Dozens of people protested over the killing of Iyad al-Hallak, an autistic Palestinian man.
Israeli cops reportedly shot Iyad ten times, claiming the phone in his hand was a “suspicious object”.
Iyad’s parents said he had been on his way to a special needs school where he worked.
Protesters chanted, “Iyad’s life mattered, Palestinian lives matter,” and one placard read, “Justice for Iyad. Justice for George”.
Protest organiser Shahaf Weisbei said, “Police violence in East Jerusalem is policy, just like the policy against black people in the US.”
- Lebanese protesters flooded social media with tweets in solidarity with US protesters.
Their hashtag #Americarevolts referred to the slogan of Lebanon’s protest movement—Lebanon revolts—which last year.
It became the top trending tag in Lebanon within 24 hours.
Life’s hard in Minneapolis
A long history of racism, poverty and state violence have fuelled the uprising in Minneapolis.
Minneapolis is portrayed as a liberal and prosperous city.

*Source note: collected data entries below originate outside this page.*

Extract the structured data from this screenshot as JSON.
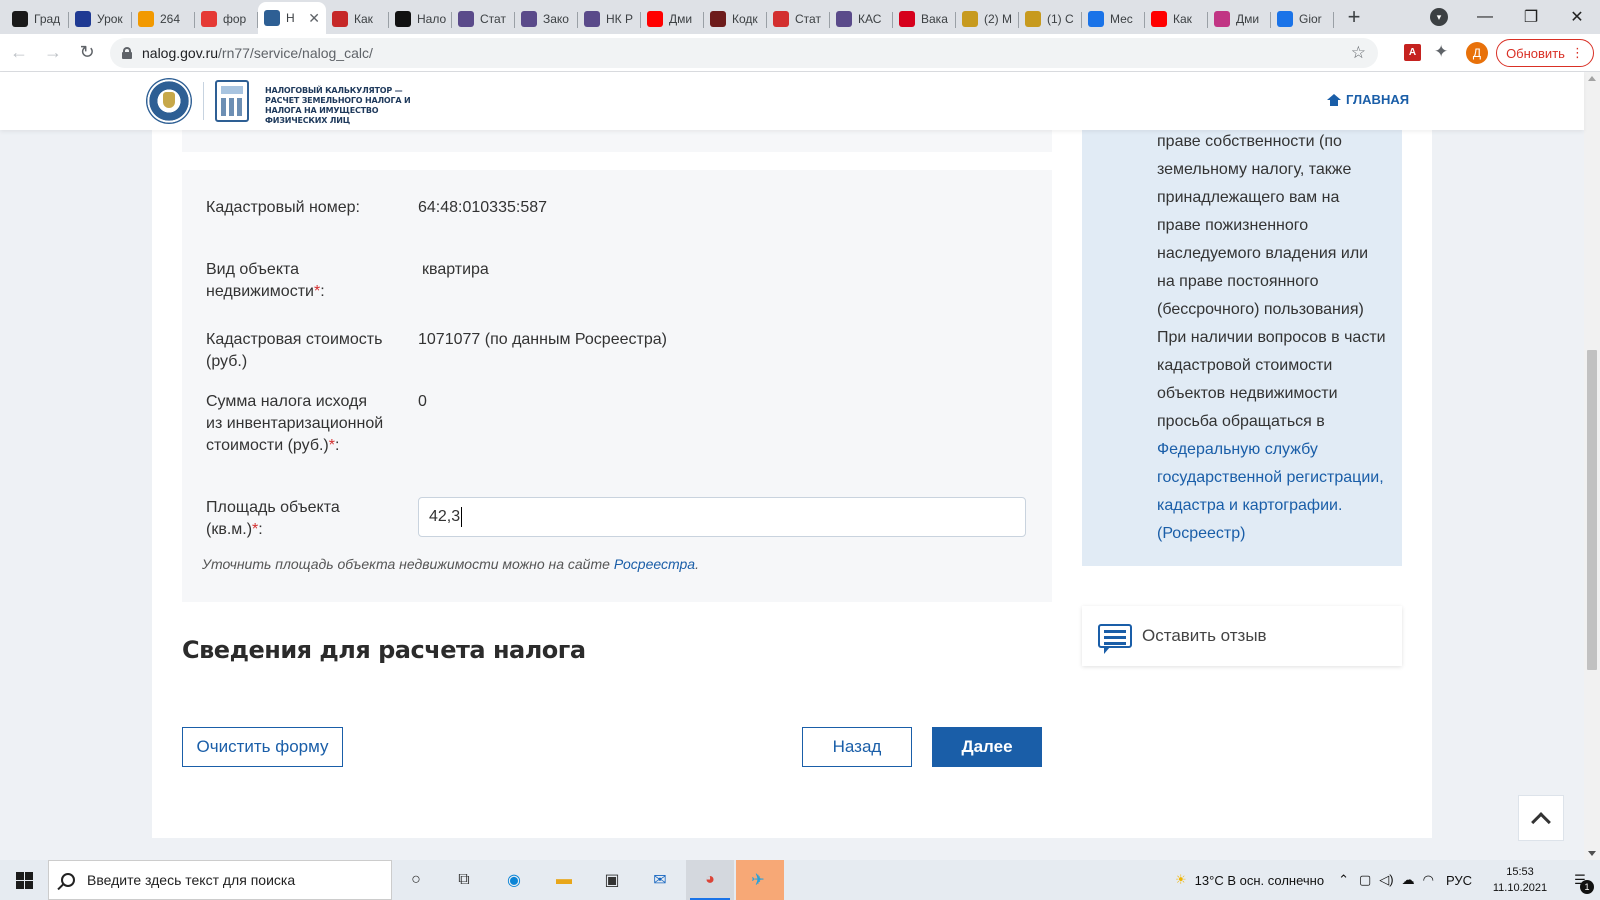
{
  "browser": {
    "tabs": [
      {
        "title": "Град",
        "favicon": "inv",
        "color": "#1a1a1a"
      },
      {
        "title": "Урок",
        "favicon": "uk-flag",
        "color": "#1f3a93"
      },
      {
        "title": "264",
        "favicon": "mail",
        "color": "#f29900"
      },
      {
        "title": "фор",
        "favicon": "yandex",
        "color": "#e53935"
      },
      {
        "title": "Н",
        "favicon": "fns",
        "color": "#2e5f94",
        "active": true
      },
      {
        "title": "Как",
        "favicon": "hh",
        "color": "#c62828"
      },
      {
        "title": "Нало",
        "favicon": "tm",
        "color": "#111111"
      },
      {
        "title": "Стат",
        "favicon": "fns",
        "color": "#5a4a8a"
      },
      {
        "title": "Зако",
        "favicon": "fns",
        "color": "#5a4a8a"
      },
      {
        "title": "НК Р",
        "favicon": "fns",
        "color": "#5a4a8a"
      },
      {
        "title": "Дми",
        "favicon": "youtube",
        "color": "#ff0000"
      },
      {
        "title": "Кодк",
        "favicon": "N",
        "color": "#6d1b1b"
      },
      {
        "title": "Стат",
        "favicon": "flag",
        "color": "#d32f2f"
      },
      {
        "title": "КАС",
        "favicon": "fns",
        "color": "#5a4a8a"
      },
      {
        "title": "Вака",
        "favicon": "hh",
        "color": "#d6001c"
      },
      {
        "title": "(2) М",
        "favicon": "shield",
        "color": "#c79a1e"
      },
      {
        "title": "(1) С",
        "favicon": "shield",
        "color": "#c79a1e"
      },
      {
        "title": "Мес",
        "favicon": "pause",
        "color": "#1a73e8"
      },
      {
        "title": "Как",
        "favicon": "youtube",
        "color": "#ff0000"
      },
      {
        "title": "Дми",
        "favicon": "instagram",
        "color": "#c13584"
      },
      {
        "title": "Gior",
        "favicon": "pause",
        "color": "#1a73e8"
      }
    ],
    "url_host": "nalog.gov.ru",
    "url_path": "/rn77/service/nalog_calc/",
    "update_label": "Обновить",
    "profile_initial": "Д",
    "pdf_label": "A"
  },
  "site": {
    "header_title": "Налоговый калькулятор — расчет земельного налога и налога на имущество физических лиц",
    "home_label": "ГЛАВНАЯ"
  },
  "form": {
    "cadastral_number_label": "Кадастровый номер:",
    "cadastral_number_value": "64:48:010335:587",
    "object_type_label": "Вид объекта недвижимости",
    "object_type_value": "квартира",
    "cadastral_cost_label": "Кадастровая стоимость (руб.)",
    "cadastral_cost_value": "1071077 (по данным Росреестра)",
    "inventory_tax_label": "Сумма налога исходя из инвентаризационной стоимости (руб.)",
    "inventory_tax_value": "0",
    "area_label": "Площадь объекта (кв.м.)",
    "area_value": "42,3",
    "required_mark": "*",
    "colon": ":",
    "hint_text": "Уточнить площадь объекта недвижимости можно на сайте ",
    "hint_link": "Росреестра",
    "hint_end": "."
  },
  "section": {
    "title": "Сведения для расчета налога"
  },
  "buttons": {
    "clear": "Очистить форму",
    "back": "Назад",
    "next": "Далее"
  },
  "sidebar": {
    "info_text": "праве собственности (по земельному налогу, также принадлежащего вам на праве пожизненного наследуемого владения или на праве постоянного (бессрочного) пользования) При наличии вопросов в части кадастровой стоимости объектов недвижимости просьба обращаться в ",
    "info_link": "Федеральную службу государственной регистрации, кадастра и картографии. (Росреестр)",
    "feedback_label": "Оставить отзыв"
  },
  "taskbar": {
    "search_placeholder": "Введите здесь текст для поиска",
    "weather": "13°C  В осн. солнечно",
    "lang": "РУС",
    "time": "15:53",
    "date": "11.10.2021",
    "notification_count": "1"
  },
  "colors": {
    "accent": "#1a5ea8",
    "required": "#d32f2f",
    "sidebar_bg": "#e1ebf5"
  }
}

But beneath that veneer is a glaring class divide and structural racism that has locked working class black people into poverty.
Unemployment in the US has soared during the coronavirus crisis. It was already high for black people.
In the “Twin Cities” area of Minneapolis-Saint Paul, it was 10 percent for blacks compared to for 4 percent for whites.
Black people in the State of Minnesota are much more likely to be poor and unemployed compared to other US states. The state ranks 47th out of 50 states for its employment race gap, and 38th for its income race gap.
The city’s cops shot Jamar Clark in 2015 and Philando Castile in 2016.
Police had received 18 complaints about officer Derek Chauvin before he crushed George Floyd’s neck. He had only been disciplined in two of them.
Racist president Donald Trump has boosted the cops. At a rally in the state last October Trump said, “The respect that we have for law enforcement is unbound.”
Lieutenant Bob Kroll crowed, “The first thing President Trump did when he took office was let cops do their job, put handcuffs on criminals instead of us.”